具体的に季語“新樹”の例句を求めるには、先ず検索ボックスに“新樹”と入力する。
その後、ひらかなで“れいく”と入力する。この時、日本語変換候補に幾つかの語彙が表示されるが、その中から“575筆まか勢”を選択する。
この結果、検索ボックスには “新樹575筆まか勢”と表示される筈である。
この用語で検索すれば求めるサイトが表示される。

但し、上述の ひらかなの“れいく”と入力して“575筆まか勢”を選択する為には、事前に小細工をしておく必要がある。
即ち、ユーザーズ辞書を使って “れいく=575筆まか勢”を定義しておく必要がある。
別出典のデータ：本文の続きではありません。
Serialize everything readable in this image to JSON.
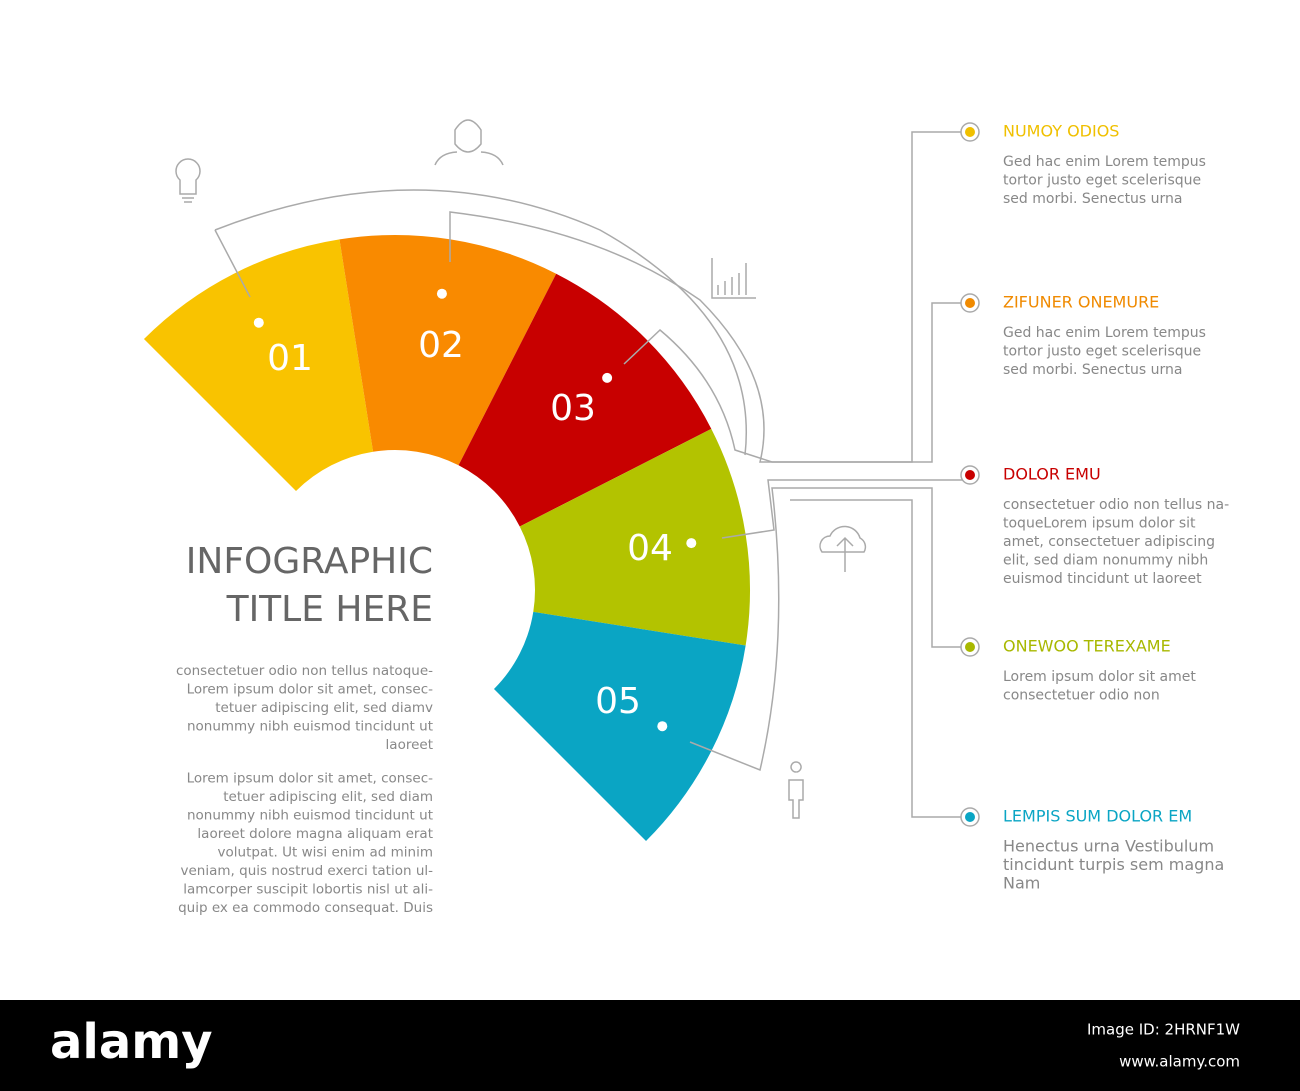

以下はその指定方法。

ユーザーズ辞書定義

▼iPadの場合
設定>一般>キーボード>ユーザーズ辞書

単語 575筆まか勢
よみ れいく

▼kindleの場合
アプリ>設定>言語とキーボード>キーボードの設定>ユーザーズ辞書

読み れいく
表記 575筆まか勢

PCの場合も同様に「ユーザーズ辞書」機能を使い、前もって定義しておく。

春の季語から現在の当季季語までは既に表示可能である。
来年の三月末(2015年3月末)までに全季語について表示可能となる。